Sandwichkinder: Oft kompromissfähig
Sie versuchen zuerst, ihren älteren Geschwistern nachzueifern. Manche profitieren von der Sandwichrolle: Sie lernen von den Älteren und sind gleichzeitig Vorbilder für jüngere Geschwister. Diese Doppelrolle verhilft manchen zu einer guten Kompromissfähigkeit. Auch in Frank Sulloways Studie gaben Sandwichkinder häufig an, sie seien umgänglich und offen für neue Erfahrungen. Allerdings berichten viele Sandwichkinder, ihre Bedürfnisse seien zu kurz gekommen.
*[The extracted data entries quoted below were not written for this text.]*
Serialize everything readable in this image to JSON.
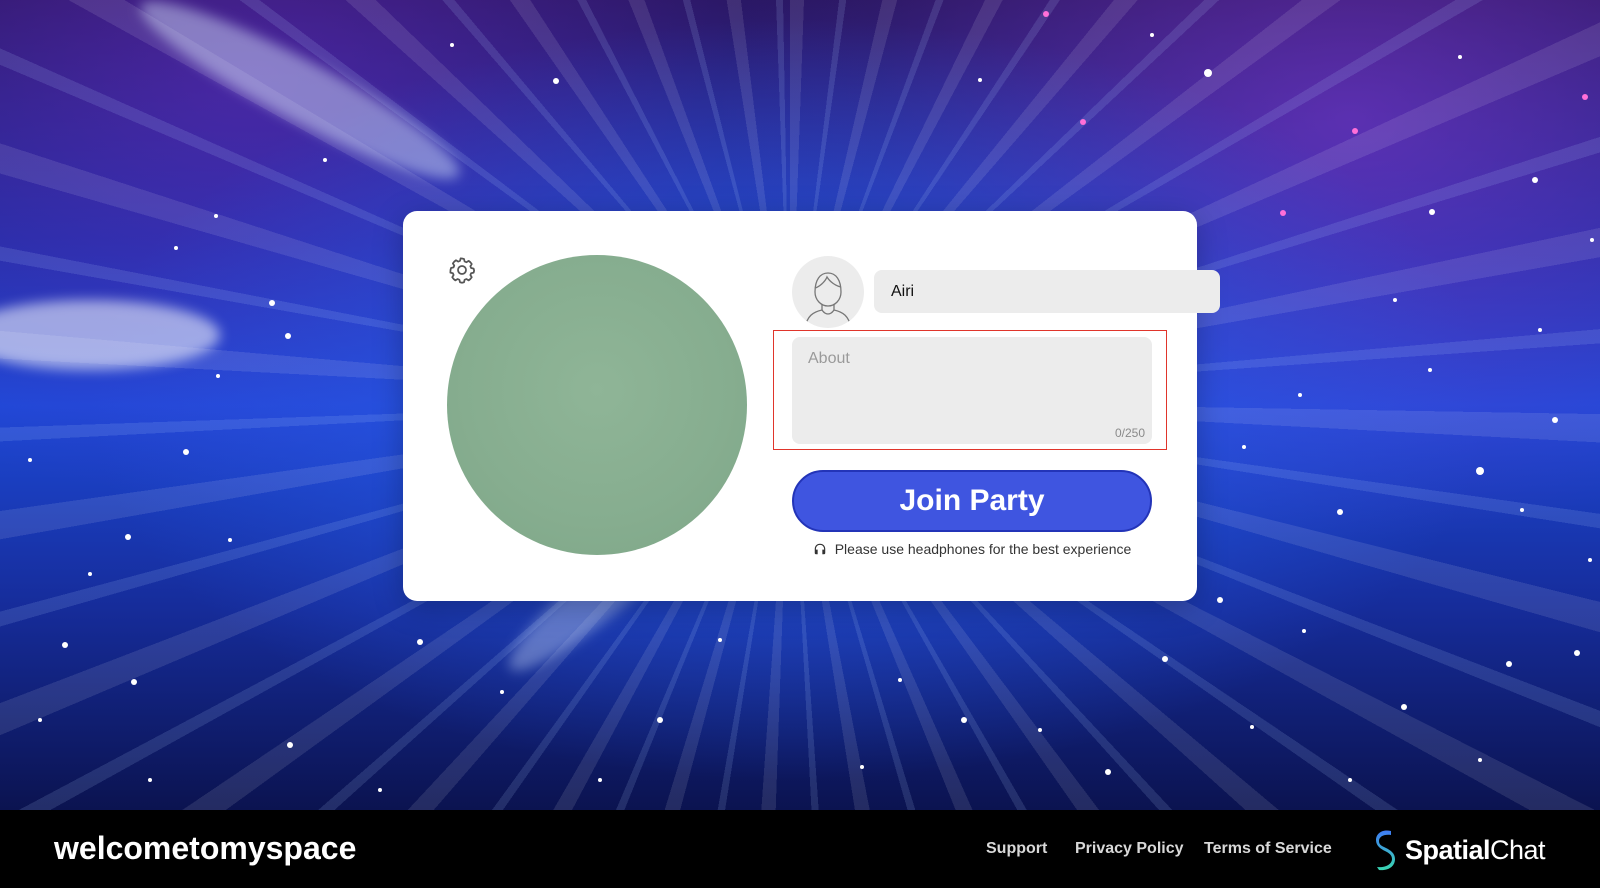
{
  "profile": {
    "name_value": "Airi",
    "about_placeholder": "About",
    "about_value": "",
    "char_count": "0/250",
    "join_button_label": "Join Party",
    "headphones_note": "Please use headphones for the best experience"
  },
  "footer": {
    "space_name": "welcometomyspace",
    "links": [
      "Support",
      "Privacy Policy",
      "Terms of Service"
    ],
    "brand_bold": "Spatial",
    "brand_light": "Chat"
  },
  "icons": {
    "settings": "gear-icon",
    "avatar": "user-avatar-icon",
    "headphones": "headphones-icon",
    "brand_logo": "spatialchat-logo"
  },
  "colors": {
    "join_button": "#3f55e0",
    "highlight_border": "#e0352b",
    "footer_bg": "#000000",
    "card_bg": "#ffffff",
    "input_bg": "#ececec",
    "video_preview": "#88ae90"
  }
}
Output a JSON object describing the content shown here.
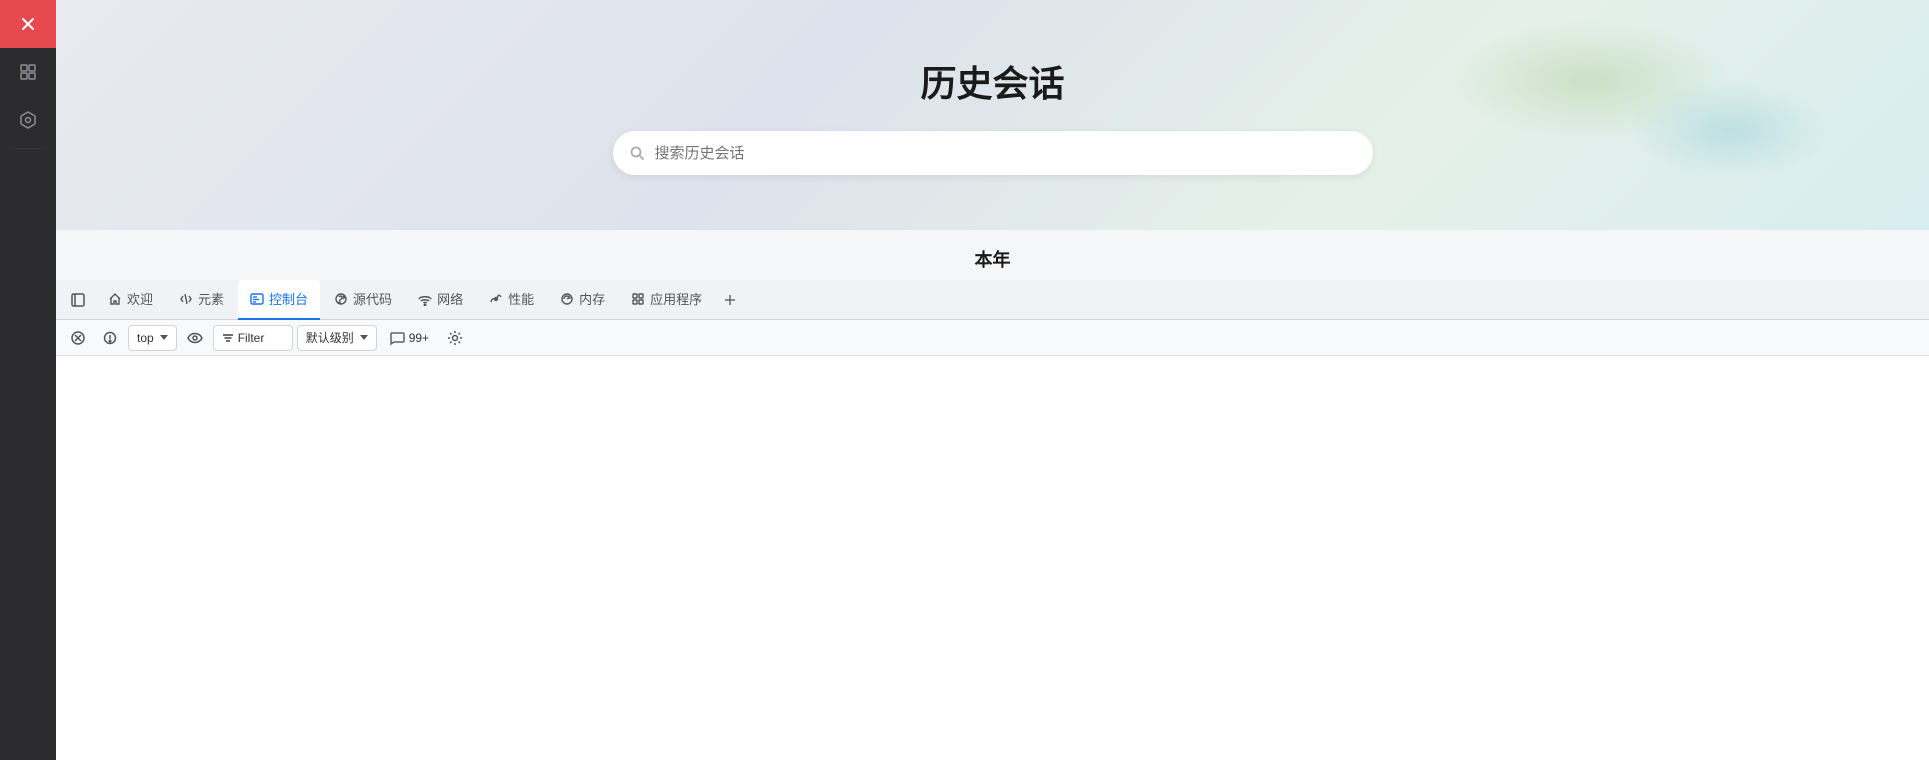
{
  "sidebar": {
    "close_label": "×",
    "icons": [
      {
        "name": "layers-icon",
        "symbol": "⊙"
      },
      {
        "name": "hexagon-icon",
        "symbol": "⬡"
      }
    ]
  },
  "history": {
    "title": "历史会话",
    "search_placeholder": "搜索历史会话",
    "year_label": "本年"
  },
  "devtools": {
    "tabs": [
      {
        "id": "welcome",
        "label": "欢迎",
        "icon": "home"
      },
      {
        "id": "elements",
        "label": "元素",
        "icon": "code"
      },
      {
        "id": "console",
        "label": "控制台",
        "icon": "console",
        "active": true
      },
      {
        "id": "sources",
        "label": "源代码",
        "icon": "bug"
      },
      {
        "id": "network",
        "label": "网络",
        "icon": "wifi"
      },
      {
        "id": "performance",
        "label": "性能",
        "icon": "performance"
      },
      {
        "id": "memory",
        "label": "内存",
        "icon": "gear"
      },
      {
        "id": "application",
        "label": "应用程序",
        "icon": "app"
      }
    ],
    "toolbar": {
      "context_selector": "top",
      "filter_placeholder": "Filter",
      "level_label": "默认级别",
      "messages_count": "99+",
      "settings_icon": "gear"
    }
  }
}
Jüngste Kinder: Gefühl der Minderwertigkeit
Sie haben zwar den Charme des «Herzigen» und werden deshalb in der Familie oft verwöhnt. Sie vermissen aber die Anerkennung. Manche leiden am Gefühl, unterlegen zu sein, entwickeln gar Minderwertigkeitsgefühle. Sie müssen in der Regel weniger Verantwortung übernehmen als ältere Geschwister, gehen in der Familie aber manchmal unter.
Die eigene Position in der Familie wird man auch als Erwachsener nie ganz los. Der Berner Psychotherapeut Klaus Heer sagt: «Wir bleiben immer die Menschen, als die wir in unserer Familie angekommen und gross geworden sind.» Laut dem Psychologen Jürg Frick können andere Faktoren den Einfluss der Geschwisterrollen abschwächen oder verstärken. «Alles hängt mit allem zusammen», sagt Frick. Wichtig sei zum Beispiel das Verhalten der Eltern: Wenn sie eines ihrer Kinder bevorzugen, fördern sie die Rivalität unter den Geschwistern. Auch bei einem kleinen Altersunterschied kann die Konkurrenz zwischen den Brüdern und Schwestern wachsen. Erziehen die Eltern ihre Kinder sehr autoritär und streng, zeigen diese laut Jürg Frick überdurchschnittlich oft ein aggressives, gewalttätiges Verhalten.
«Eigene Geschwisterrolle verstehen lernen»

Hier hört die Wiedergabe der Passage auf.